FSE configureren voor het gebruik van een proxyserver

FSE configureren voor het gebruik van een proxyserver

  1. Klik achtereenvolgens op Start, Alle programma's, Microsoft Forefront Server Security, Exchange Server en Beheer van Forefront Server Security.

  2. Klik in het dialoogvenster Gebruikersaccountbeheer op Doorgaan.

  3. Selecteer in het dialoogvenster Verbinding maken met server uw servernaam in de vervolgkeuzelijst en klik op OK.

  4. Klik op het tabblad Instellingen en vervolgens op Algemene opties.

  5. Selecteer Proxy-instellingen gebruiken in de sectie Scannerupdates.
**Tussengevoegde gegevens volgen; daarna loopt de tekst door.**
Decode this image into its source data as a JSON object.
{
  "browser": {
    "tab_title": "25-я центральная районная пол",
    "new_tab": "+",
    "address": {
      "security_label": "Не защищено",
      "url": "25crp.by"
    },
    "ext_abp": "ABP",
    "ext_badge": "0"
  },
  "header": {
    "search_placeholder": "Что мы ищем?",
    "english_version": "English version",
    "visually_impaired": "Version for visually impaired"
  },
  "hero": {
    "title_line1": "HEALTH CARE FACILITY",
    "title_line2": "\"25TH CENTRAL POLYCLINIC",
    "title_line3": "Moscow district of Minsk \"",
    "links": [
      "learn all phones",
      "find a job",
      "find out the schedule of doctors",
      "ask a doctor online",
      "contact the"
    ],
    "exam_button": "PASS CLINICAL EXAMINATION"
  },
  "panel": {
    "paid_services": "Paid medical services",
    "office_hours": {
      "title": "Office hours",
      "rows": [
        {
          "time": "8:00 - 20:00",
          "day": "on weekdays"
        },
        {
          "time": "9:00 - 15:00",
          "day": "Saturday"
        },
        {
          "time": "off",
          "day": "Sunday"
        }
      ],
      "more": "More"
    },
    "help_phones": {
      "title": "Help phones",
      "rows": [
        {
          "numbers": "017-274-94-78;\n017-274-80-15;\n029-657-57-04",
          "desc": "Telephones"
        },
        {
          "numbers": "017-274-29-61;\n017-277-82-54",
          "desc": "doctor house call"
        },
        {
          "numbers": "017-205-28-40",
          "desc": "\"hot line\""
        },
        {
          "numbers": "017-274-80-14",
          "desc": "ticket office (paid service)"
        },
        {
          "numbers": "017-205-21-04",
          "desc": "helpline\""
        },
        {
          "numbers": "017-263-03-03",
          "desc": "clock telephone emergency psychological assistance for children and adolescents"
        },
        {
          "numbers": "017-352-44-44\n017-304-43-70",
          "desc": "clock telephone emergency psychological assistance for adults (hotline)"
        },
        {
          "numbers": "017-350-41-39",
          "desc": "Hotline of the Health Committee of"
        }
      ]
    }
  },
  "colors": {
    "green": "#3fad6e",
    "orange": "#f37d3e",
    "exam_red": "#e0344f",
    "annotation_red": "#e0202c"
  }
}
  6. Voer de gegevens van de proxyserver in. Voor meer informatie over wat u moet invullen, raadpleegt u de tabel met FSE-proxy-instellingen.

De FSE-service opnieuw starten

  1. Stop Exchange Services.

  2. Open een opdrachtpromptvenster, typ het volgende en druk op Enter:

    FSCUtility /disable

  3. Typ het volgende achter de opdrachtprompt en druk op Enter:

    FSCUtility /enable

  4. Start Exchange Services opnieuw.

FSE-proxy-instellingen

Instelling Omschrijving

Proxy-instellingen gebruiken

Geeft aan dat de proxy-instellingen moeten worden gebruikt bij het ophalen van updates voor het antivirusprogramma . Standaard uitgeschakeld.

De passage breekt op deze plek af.